TEMPO.CO, Jakarta - Panitia seleksi calon pimpinan Komisi Pemberantasan Korupsi mengatakan akan membuat sistem ranking dalam menentukan sepuluh nama calon yang dinilai terbaik. Menurutnya sistem ranking digunakan untuk menyiapkan calon pimpinan cadangan seandainya ada salah seorang dari sepuluh nama yang terpilih tiba-tiba berhalangan.
“Biasanya 10 nama yang kami kirim tapi harus tetap ada proses record, misalnya urutan ke 11,12,13 itu siapa,” ujar anggota Pansel, Hamdi Muluk di Gedung Lemhannas, Jumat 9 Agustus 2019. “Nanti soalnya kalau ada yang meninggal itu diambil dari yang mana, dulu kalau yang KPU kan begitu tuh ada yang meninggal diambil dari urutan ke-11 kan.”
Pansel nantinya akan memilih berdasarkan seluruh rangkaian tes. Hasil dari keseluruhan tes akan dikombinasikan ditambah data-data seperti rekam jejak.
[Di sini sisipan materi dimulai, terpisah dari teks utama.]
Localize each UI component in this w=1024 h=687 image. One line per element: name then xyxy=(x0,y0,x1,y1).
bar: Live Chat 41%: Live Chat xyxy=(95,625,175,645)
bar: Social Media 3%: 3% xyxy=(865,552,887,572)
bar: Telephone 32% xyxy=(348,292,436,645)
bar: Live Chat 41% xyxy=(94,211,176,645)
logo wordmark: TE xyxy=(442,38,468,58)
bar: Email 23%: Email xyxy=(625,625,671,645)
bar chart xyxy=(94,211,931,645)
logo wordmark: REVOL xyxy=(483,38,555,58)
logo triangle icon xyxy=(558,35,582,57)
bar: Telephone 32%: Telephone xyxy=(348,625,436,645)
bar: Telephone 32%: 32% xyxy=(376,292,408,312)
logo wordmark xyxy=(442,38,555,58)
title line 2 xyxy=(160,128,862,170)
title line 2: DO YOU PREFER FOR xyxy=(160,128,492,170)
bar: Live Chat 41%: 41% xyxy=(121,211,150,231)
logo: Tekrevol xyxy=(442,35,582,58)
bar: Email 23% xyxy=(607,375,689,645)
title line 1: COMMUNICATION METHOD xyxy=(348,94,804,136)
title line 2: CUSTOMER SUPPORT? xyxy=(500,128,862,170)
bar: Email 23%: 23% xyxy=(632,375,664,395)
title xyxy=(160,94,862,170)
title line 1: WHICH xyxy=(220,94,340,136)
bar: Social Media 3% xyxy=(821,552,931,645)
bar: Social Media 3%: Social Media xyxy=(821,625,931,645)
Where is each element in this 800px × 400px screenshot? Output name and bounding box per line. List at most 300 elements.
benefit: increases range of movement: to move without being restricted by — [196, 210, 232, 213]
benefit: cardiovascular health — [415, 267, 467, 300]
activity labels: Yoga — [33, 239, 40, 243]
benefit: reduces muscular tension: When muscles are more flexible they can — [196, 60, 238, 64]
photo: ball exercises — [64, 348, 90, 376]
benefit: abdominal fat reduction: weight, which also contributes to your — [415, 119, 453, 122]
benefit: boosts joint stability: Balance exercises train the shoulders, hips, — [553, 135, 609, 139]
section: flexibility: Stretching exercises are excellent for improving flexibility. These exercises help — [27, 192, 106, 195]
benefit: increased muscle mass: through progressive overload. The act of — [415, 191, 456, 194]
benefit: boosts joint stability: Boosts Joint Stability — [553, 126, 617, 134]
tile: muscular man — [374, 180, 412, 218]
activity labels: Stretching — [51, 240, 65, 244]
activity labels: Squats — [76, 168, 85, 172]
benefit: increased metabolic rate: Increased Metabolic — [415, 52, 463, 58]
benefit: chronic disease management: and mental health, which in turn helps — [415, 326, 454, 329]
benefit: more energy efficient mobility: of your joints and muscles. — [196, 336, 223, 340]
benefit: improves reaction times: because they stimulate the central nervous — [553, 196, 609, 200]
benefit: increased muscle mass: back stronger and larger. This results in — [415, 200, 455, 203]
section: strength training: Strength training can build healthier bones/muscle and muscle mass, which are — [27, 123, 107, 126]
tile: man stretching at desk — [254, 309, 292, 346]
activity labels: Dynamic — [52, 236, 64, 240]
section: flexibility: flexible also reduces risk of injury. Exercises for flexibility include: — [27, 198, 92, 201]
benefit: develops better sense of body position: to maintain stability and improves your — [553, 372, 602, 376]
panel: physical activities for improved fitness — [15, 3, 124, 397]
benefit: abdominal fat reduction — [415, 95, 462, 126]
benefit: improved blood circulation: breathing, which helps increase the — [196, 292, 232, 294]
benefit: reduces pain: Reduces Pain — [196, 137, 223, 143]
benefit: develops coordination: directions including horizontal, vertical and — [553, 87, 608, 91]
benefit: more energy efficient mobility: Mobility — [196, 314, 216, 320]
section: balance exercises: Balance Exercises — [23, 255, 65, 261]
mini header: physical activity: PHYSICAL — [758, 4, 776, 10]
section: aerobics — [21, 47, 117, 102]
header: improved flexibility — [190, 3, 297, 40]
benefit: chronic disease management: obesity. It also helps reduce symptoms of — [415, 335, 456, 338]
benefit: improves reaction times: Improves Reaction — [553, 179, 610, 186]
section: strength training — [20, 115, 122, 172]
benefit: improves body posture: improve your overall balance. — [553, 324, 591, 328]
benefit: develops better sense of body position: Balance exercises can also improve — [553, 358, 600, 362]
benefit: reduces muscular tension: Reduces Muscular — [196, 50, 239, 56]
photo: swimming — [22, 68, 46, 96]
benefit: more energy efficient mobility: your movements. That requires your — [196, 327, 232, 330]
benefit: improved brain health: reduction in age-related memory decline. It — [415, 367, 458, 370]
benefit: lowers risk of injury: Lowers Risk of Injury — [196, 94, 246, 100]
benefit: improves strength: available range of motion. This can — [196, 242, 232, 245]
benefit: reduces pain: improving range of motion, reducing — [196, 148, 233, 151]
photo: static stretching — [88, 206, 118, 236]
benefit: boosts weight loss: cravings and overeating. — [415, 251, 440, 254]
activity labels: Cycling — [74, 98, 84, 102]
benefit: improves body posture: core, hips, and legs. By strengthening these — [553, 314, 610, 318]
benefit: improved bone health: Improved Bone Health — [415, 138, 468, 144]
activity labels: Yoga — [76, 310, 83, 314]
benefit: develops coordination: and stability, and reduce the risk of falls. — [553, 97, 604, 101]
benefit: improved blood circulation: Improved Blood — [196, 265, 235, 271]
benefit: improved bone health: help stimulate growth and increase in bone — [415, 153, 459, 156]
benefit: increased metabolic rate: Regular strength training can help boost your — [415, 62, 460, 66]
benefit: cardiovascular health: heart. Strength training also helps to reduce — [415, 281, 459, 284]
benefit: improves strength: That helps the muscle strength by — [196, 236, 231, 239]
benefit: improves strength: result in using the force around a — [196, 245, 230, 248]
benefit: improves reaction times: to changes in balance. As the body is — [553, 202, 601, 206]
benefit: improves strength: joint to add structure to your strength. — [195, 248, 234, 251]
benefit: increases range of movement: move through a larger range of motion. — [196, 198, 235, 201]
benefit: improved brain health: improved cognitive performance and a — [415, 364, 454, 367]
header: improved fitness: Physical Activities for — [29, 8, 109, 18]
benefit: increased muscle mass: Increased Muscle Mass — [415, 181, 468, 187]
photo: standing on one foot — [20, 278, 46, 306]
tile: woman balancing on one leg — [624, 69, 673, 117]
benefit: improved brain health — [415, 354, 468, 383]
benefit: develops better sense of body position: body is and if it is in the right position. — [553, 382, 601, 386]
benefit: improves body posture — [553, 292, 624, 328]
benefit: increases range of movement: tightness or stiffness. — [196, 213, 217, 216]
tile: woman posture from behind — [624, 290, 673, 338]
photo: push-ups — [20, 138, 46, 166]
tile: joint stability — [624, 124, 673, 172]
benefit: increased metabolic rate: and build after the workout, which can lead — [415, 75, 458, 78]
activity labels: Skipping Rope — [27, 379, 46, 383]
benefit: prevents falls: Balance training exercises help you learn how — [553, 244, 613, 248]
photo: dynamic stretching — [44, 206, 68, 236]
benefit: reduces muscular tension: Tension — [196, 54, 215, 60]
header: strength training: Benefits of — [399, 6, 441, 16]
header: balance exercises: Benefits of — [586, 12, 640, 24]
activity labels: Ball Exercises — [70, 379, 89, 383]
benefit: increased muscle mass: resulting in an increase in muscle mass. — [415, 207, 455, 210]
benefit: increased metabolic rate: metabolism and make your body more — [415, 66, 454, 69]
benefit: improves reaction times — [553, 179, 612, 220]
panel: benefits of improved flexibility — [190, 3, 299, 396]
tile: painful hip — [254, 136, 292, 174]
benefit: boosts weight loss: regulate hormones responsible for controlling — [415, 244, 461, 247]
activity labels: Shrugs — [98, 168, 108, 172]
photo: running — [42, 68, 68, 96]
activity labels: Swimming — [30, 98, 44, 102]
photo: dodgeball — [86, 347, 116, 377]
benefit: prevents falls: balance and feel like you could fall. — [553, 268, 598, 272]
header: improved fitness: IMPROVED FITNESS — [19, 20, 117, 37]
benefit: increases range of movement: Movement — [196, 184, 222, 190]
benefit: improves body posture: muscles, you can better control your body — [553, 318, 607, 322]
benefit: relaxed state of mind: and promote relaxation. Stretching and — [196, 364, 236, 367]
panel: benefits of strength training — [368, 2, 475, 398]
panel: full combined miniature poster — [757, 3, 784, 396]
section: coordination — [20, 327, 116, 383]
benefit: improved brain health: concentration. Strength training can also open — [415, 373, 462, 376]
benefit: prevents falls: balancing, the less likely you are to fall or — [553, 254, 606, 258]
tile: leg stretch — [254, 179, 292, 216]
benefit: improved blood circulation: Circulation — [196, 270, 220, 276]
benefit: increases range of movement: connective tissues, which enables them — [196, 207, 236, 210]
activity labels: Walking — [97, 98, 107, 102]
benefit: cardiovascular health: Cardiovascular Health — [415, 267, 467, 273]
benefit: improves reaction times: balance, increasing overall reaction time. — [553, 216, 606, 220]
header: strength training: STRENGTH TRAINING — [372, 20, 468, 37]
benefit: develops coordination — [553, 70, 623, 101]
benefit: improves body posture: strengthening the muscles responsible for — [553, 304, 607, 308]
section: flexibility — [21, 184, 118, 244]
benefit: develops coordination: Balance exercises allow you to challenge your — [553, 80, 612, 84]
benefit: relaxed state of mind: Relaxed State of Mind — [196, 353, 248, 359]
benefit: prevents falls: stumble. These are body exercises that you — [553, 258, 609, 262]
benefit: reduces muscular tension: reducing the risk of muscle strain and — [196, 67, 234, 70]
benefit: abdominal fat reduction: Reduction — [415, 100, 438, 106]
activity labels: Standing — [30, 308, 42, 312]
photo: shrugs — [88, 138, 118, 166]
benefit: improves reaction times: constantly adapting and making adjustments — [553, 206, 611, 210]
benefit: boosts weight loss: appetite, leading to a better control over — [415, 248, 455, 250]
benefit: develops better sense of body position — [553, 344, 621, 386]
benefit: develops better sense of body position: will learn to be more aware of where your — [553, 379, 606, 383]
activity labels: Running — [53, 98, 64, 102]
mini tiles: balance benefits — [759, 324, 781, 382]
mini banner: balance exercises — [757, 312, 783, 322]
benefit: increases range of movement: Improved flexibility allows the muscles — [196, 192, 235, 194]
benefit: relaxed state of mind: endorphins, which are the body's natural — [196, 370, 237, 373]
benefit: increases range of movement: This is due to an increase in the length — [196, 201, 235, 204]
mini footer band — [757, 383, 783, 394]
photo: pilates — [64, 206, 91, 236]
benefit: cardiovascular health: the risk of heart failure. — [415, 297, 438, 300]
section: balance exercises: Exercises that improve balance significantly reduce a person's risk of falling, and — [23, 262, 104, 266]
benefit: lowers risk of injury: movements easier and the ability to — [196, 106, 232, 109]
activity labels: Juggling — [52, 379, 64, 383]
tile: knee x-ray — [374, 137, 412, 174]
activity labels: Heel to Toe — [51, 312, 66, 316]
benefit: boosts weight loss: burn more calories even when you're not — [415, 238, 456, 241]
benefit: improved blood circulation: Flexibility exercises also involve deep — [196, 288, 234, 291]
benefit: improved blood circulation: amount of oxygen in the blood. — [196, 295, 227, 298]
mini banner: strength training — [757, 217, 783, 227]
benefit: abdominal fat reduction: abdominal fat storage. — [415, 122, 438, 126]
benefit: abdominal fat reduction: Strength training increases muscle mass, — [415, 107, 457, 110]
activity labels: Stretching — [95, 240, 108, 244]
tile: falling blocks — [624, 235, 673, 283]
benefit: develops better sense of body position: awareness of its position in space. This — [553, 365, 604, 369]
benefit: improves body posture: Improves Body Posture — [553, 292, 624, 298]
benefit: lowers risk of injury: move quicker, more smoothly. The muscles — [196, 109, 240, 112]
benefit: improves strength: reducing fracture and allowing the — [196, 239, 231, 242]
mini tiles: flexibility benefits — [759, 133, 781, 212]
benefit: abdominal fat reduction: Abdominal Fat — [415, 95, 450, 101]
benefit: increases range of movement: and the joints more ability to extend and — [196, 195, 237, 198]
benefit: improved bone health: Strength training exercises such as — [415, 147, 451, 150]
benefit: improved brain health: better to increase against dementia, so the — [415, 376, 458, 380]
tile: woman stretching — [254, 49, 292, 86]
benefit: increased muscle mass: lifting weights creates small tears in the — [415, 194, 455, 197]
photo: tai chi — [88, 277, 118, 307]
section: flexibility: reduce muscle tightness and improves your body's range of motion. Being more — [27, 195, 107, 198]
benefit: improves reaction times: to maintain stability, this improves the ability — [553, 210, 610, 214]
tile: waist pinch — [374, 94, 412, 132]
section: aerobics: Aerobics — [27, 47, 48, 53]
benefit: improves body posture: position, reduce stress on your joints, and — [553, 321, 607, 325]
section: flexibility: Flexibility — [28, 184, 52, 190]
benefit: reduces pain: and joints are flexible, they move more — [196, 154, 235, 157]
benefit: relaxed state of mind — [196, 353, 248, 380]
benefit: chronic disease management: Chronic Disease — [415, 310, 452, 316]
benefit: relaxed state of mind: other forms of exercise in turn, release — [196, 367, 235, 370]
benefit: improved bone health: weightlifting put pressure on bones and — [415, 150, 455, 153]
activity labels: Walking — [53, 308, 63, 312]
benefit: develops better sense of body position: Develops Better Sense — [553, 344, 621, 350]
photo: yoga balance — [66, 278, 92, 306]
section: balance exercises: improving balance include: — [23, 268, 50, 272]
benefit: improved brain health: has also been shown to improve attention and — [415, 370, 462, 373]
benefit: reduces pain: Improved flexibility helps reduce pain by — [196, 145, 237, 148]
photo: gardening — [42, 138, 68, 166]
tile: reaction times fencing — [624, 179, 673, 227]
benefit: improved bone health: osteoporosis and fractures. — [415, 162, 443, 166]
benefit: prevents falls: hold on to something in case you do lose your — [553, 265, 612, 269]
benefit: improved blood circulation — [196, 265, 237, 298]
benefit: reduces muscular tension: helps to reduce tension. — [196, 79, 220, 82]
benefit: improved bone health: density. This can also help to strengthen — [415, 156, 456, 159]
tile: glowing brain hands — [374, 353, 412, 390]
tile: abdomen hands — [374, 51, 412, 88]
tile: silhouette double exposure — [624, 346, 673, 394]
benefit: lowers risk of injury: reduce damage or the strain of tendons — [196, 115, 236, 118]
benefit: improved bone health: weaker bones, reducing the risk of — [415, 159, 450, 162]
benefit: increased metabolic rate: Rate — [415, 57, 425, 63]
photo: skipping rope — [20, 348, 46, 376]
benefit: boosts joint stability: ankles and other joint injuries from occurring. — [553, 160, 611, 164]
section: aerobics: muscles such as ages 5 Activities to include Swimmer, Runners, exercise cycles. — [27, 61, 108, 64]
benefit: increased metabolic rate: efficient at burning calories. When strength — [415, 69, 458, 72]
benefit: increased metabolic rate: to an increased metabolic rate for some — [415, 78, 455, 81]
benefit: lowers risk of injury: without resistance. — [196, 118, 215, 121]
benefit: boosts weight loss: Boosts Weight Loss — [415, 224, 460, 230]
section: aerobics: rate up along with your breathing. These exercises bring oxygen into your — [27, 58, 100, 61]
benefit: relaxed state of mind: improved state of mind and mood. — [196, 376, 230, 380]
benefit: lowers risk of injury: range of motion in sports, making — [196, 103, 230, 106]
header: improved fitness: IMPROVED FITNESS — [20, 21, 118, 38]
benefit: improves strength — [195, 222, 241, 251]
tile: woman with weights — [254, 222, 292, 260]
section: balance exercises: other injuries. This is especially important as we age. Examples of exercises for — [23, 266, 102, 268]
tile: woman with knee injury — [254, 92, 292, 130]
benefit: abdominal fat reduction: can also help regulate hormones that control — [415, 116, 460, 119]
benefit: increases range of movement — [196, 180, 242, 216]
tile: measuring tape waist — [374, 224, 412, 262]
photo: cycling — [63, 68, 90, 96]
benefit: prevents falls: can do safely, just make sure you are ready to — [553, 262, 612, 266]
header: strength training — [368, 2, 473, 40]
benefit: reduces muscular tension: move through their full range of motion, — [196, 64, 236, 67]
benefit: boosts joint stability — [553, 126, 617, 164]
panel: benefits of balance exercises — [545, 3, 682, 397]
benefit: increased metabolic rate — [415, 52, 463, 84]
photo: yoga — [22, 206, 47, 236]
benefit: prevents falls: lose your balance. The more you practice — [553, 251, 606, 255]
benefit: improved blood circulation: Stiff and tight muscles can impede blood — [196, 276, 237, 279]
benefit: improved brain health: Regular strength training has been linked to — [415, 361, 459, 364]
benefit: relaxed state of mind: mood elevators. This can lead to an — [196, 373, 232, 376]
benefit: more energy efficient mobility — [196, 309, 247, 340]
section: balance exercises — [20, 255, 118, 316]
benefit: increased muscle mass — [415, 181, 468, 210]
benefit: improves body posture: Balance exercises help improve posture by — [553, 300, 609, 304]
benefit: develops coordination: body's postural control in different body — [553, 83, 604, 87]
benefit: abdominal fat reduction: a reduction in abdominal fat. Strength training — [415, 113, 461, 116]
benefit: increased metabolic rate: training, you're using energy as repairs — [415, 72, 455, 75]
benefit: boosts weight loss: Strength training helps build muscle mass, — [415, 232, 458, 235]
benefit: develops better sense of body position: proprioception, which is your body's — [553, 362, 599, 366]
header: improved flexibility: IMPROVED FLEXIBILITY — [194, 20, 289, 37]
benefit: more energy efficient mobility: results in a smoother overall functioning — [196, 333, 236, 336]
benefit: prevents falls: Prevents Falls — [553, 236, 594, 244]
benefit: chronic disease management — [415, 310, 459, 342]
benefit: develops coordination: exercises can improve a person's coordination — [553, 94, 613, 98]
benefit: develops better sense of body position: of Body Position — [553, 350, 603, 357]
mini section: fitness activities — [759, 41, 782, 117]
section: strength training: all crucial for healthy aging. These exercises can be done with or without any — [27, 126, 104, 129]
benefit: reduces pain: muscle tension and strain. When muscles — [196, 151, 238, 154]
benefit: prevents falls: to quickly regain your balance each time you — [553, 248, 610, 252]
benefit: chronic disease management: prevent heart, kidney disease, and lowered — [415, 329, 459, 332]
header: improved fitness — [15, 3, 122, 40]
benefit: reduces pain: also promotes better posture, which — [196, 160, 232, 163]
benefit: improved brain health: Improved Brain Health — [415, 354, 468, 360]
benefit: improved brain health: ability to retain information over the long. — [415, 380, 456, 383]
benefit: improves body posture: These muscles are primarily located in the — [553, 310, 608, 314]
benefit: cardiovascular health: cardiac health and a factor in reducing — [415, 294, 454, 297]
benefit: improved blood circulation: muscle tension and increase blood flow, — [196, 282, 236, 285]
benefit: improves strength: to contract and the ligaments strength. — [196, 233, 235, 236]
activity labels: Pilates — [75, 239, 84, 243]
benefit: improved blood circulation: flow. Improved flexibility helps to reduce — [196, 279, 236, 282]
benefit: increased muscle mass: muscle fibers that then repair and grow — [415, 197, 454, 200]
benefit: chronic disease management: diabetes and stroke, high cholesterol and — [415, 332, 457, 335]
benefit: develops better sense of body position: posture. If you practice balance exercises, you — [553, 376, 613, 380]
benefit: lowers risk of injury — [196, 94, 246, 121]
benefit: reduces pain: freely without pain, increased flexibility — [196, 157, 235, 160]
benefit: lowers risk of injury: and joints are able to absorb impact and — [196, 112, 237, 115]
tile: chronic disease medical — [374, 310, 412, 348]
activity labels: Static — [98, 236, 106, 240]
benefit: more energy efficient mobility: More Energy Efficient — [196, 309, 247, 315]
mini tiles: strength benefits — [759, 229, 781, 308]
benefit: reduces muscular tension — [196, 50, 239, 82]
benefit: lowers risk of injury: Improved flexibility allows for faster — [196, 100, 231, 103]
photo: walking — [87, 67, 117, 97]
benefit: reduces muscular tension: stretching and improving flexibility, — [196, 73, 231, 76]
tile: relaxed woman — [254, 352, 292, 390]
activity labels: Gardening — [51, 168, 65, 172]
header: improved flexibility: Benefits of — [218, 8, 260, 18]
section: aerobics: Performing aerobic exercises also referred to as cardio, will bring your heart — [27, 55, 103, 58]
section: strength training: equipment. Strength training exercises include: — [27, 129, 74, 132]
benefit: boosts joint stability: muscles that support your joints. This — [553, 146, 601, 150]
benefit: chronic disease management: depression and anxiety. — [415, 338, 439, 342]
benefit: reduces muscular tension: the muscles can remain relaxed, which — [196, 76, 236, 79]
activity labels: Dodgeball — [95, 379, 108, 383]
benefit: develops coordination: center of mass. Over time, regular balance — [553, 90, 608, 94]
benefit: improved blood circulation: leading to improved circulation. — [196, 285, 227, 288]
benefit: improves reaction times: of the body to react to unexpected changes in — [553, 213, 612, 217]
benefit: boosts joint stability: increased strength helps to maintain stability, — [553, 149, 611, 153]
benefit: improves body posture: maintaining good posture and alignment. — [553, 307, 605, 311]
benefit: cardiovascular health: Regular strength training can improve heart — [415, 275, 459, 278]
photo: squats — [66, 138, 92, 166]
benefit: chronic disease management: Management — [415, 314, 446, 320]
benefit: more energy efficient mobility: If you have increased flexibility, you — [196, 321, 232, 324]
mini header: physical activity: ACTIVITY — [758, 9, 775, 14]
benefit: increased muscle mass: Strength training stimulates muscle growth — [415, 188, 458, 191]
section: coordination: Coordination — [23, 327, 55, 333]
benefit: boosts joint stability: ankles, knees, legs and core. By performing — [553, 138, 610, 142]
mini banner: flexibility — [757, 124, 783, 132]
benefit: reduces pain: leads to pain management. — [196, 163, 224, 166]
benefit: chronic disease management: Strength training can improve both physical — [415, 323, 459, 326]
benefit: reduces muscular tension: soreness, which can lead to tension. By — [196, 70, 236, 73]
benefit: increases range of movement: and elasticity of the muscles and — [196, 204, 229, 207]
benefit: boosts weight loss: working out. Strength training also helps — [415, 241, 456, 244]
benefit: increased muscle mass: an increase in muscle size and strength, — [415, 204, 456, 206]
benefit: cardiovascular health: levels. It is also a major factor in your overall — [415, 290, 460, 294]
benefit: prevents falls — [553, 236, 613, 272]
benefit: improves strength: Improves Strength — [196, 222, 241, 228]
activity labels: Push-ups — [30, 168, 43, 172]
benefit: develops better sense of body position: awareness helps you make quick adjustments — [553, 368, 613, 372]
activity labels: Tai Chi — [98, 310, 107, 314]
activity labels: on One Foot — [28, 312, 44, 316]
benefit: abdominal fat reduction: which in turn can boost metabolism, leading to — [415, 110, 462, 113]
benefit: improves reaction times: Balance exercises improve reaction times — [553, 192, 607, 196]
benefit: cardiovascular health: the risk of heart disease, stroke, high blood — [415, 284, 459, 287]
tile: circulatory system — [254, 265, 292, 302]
Semua itu nanti akan menjadi bahan pertimbangan Panitia.
Menurutnya keputusan ini bukan hanya dipengaruhi oleh nilai tes. Namun juga mempertimbangkan catatan-catatan lain. Aspek lain seperti kejiwaan misalnya, menurut Hamdi, akan sangat mempengaruhi. Bisa jadi nilai baik dapat dipotong akibat, aspek-aspek itu.
“Nilai itu masalah indeks metodologi loh. Kadang kalau melakukan indexing nilainya kadang-kadang misal total skor 300 dimulai dari 200 sampai kisaran 700 tapi itu kan meaningless,” ucap dia.
Panitia akan memilih sepuluh dari peserta yang ada. Sesuai dengan Pasal 30 Ayat 7 poin 2 Undang-undang Nomor 30 Tahun 2002 Tentang KPK bahwa panitia seleksi menyampaikan sebanyak dua kali dari jumlah jabatan yang ditentukan.
Nantinya nama-nama ini akan diberikan kepada Presiden pada 2 September 2019, dan Presiden menyerahkannya kepada Dewan Permusyawaratan Rakyat. DPR lalu menetapkan lima di antara sepuluh nama tersebut.
“Kami berharap tanggal 31 Agustus kami sudah dapat sepuluh (orang) dan tanggal 2 September, sepuluh (orang) itu kami serahkan ke presiden. Kemudian tergantung presiden mau nyampaikan namanya atau langsung presiden ke DPR,” tutur Ketua Pansel, Yenti Garnasih.